Bogan ajoute : « Nous avons beaucoup appris sur la cataplexie de rebond. Lorsque vous vous sevrez, nous avons pu constater que la cataplexie augmentait rapidement et peut-être même au-delà de la ligne de base »
L’essai de phase 3 était une bonne représentation de la vie réelle des patients atteints de narcolepsie de type 1, dit Bogan, en termes de gravité et de médicaments actuels contre la narcolepsie.

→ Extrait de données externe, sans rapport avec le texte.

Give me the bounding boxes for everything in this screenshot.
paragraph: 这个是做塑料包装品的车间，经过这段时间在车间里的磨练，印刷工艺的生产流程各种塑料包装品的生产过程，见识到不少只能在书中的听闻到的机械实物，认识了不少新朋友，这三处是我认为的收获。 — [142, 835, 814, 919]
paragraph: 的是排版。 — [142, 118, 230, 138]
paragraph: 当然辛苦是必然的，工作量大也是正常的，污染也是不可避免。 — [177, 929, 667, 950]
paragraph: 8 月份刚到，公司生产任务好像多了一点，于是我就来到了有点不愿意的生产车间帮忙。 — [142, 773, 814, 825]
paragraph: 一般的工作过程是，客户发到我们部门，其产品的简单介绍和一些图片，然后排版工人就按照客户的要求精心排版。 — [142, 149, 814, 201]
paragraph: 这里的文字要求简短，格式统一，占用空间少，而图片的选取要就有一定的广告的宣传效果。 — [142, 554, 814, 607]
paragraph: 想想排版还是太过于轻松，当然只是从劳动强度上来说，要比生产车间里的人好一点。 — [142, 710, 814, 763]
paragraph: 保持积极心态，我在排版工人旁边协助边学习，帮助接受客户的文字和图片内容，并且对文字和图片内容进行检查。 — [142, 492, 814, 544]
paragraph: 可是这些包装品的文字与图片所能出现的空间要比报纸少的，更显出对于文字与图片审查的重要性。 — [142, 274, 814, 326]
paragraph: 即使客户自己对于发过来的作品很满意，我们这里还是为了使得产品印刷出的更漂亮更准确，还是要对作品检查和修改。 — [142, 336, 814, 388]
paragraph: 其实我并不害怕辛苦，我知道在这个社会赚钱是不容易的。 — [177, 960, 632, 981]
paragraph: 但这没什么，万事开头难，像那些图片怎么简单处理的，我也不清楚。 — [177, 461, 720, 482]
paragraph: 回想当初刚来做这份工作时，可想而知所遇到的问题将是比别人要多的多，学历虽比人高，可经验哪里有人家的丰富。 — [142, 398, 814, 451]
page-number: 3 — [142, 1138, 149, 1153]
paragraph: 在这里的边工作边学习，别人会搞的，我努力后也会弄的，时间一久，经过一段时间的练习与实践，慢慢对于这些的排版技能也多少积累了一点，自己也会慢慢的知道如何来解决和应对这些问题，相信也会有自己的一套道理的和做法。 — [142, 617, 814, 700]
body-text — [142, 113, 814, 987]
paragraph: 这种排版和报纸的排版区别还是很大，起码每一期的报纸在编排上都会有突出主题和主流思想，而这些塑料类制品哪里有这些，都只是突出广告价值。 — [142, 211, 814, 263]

Par rapport aux patients d’un cabinet de sommeil typique, « s’il y a quelque chose, ils auraient pu être plus graves ou plus définis », dit-il.
Bogan prévoit de publier les résultats complets de l’étude de phase 3 dans une revue à comité de lecture. « Nous allons voir beaucoup de littérature en sortir, en termes d’expérience avec d’autres thérapies anticataplétiques et avec la capacité de transition des patients », dit-il.
Qu’est-ce qui se passe ensuite pour Xywav ?
Jazz Pharmaceuticals prévoit de lancer Xywav d’ici la fin de 2020, après la mise en œuvre du REMS.
Bogan dit qu’il considère Xywav comme un médicament de première ligne pour les patients atteints de narcolepsie, bien qu’il commence historiquement les patients sous un médicament d’éveil avant de les introduire dans le Xyrem (et vraisemblablement Xywav, une fois disponible). Il pense que la plupart des patients qui sont sous Xywav ou Xyrem seront également sous stimulants pour la gestion de la narcolepsie. « Je commence généralement par les stimulants, je vois comment ils se comportent, puis je commence le , » dit Bogan, ajoutant que si un patient a une cataplexie, souvent il les mettra sous Xyrem en même temps que le stimulant.
Bogan a vu la narcolepsie avoir un impact négatif sur la qualité de vie des patients – mais a également vu les thérapies médicamenteuses améliorer considérablement leur vie. Donc, selon lui, « le message important est que nos patients atteints de narcolepsie méritent de connaître ce nouveau médicament ».
Sree Roy est rédacteur en chef de Sleep Review.